While some of the facts remained in dispute, it seems that during an adjournment in arbitration proceedings a member of the Xian Arbitral Tribunal contacted a lawyer for the respondent and requested that another person, Zeng, who was friendly with the respondent, meet with him and the Secretary–General of the Xian Arbitration Commission (XAC). The meeting took place over dinner at the Shangri-la Hotel. During the meeting the Secretary–General conveyed to the Zeng that while the Tribunal regarded the share transfer agreements to be valid, it considered that the respondents should compensate the applicants by a payment of RMB250 million. The Secretary-General encouraged Zeng to persuade the respondents to adopt this suggestion. Zeng conveyed the Tribunal’s view to the respondents who, while satisfied with the proposed decision, refused to pay the suggested compensation.
When the arbitration resumed the Tribunal issued an award to the effect that the share transfer agreement was not valid, that is the opposite decision to that intimated during the Shangri-La dinner.
The applicants contended, and the respondents denied, that the meeting at the Shangri-la Hotel amounted to a mediation within the terms of Article 37 of the Xian Arbitration Rules. The Rules permitted arbitrators and, with the parties’ consent, third parties, to act as mediators, and to meet with the parties jointly or separately. Under the Rules Mediators were expressly allowed to make settlement proposals to the parties.
Reyes J expressed reservations about whether the so-called mediation complied with Article 37 of the Rules, pointing to numerous “unusual” aspects of the process, including:
• The venue and timing, namely dinner in a hotel rather than a formal venue.
• The parties did not appear to consent to the time and place of the mediation.
• The parties did not appear to consent to a third-party ‘mediator’, namely the Secretary-General.
• The mediation was conducted by a non-presiding member of the Tribunal and the Secretary-General of the XAC, an unusual combination.

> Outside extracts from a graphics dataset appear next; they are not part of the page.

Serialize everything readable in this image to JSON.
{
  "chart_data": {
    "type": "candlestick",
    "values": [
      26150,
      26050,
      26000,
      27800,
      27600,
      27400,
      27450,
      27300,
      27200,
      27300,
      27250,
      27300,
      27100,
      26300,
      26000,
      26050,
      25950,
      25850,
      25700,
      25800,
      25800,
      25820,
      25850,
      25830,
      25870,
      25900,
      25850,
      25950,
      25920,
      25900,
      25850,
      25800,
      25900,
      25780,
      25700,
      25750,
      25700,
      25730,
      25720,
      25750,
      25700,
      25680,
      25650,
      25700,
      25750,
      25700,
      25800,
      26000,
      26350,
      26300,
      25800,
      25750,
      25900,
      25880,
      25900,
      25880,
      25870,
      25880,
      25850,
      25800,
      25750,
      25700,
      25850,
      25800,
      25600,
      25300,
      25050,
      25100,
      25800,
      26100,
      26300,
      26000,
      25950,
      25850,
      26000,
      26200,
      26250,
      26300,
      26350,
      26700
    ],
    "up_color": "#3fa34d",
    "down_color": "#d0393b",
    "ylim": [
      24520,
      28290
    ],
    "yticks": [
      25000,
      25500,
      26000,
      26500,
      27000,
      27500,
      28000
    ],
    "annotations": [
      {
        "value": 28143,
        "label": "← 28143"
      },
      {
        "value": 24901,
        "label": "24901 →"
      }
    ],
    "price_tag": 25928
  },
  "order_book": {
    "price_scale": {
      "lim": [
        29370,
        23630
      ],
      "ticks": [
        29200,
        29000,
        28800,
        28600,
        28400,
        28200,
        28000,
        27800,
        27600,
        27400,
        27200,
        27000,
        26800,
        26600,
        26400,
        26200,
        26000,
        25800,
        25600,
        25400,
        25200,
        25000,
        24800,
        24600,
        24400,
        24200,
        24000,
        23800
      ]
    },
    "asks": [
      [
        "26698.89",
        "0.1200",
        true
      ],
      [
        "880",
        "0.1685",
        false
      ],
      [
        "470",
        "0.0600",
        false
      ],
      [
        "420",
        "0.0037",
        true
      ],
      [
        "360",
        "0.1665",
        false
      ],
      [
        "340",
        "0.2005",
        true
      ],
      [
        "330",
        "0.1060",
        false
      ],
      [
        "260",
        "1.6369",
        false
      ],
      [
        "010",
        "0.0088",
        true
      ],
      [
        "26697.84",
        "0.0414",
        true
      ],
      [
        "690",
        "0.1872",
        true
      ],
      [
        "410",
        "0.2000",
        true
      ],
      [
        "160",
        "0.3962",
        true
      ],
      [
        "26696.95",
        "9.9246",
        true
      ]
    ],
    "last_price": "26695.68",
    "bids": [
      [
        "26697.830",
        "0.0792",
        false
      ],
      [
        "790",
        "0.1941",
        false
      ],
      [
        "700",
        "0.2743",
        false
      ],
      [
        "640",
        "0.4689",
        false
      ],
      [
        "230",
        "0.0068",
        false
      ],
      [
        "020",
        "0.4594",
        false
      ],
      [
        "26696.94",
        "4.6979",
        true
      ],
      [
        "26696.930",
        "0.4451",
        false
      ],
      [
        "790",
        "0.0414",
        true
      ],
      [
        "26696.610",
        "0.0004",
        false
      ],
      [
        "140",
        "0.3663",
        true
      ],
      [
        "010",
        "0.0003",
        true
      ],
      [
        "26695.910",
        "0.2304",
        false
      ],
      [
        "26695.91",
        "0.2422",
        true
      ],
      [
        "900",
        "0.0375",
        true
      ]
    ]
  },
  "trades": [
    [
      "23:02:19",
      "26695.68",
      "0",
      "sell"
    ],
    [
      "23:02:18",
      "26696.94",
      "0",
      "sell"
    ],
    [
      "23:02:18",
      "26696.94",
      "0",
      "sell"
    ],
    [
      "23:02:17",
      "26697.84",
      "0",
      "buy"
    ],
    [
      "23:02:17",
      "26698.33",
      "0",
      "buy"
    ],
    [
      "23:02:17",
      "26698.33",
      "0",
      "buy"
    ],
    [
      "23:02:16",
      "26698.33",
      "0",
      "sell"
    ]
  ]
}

• The parties did not attend the mediation; rather a non-party who was thought to have influence over the respondents was asked to attend.
• The applicants did not appear to have been consulted about the proposal put to the respondents and it is unclear how the compensation figure of RMB 250 million was calculated.
• The “mediators” asked the person in attendance, Zeng, to “work on” the respondents to accept the proposal. This seems to amount to more that neutral communication of a message.
Thus, despite the mediation label, Reyes J seemed to doubt whether the process really was mediation. His Honour concluded that the events at the Shangri-la Hotel would have given the fair-minded observer “a palpable sense of unease” (54) and would have caused the apprehension of a real risk of bias (53). As a matter of public policy, therefore, he refused enforcement of the Award.
The Keeneye case sends a strong signal to dispute resolution practitioners. Despite being highly flexible in nature, mediation is not an ‘anything goes’ process. If you choose to blend facilitative processes, such as mediation, with determinative processes, such as arbitration, then it must be done in a manner that maintains the integrity of both processes and ensures procedural fairness and the perception thereof.
Dispute resolution practitioners have an obligation to design mediation processes which are tailored to specific client needs, procedurally robust and reflect the mediation label.
So when next designing a mediation or hybrid process, make it a label worth remembering.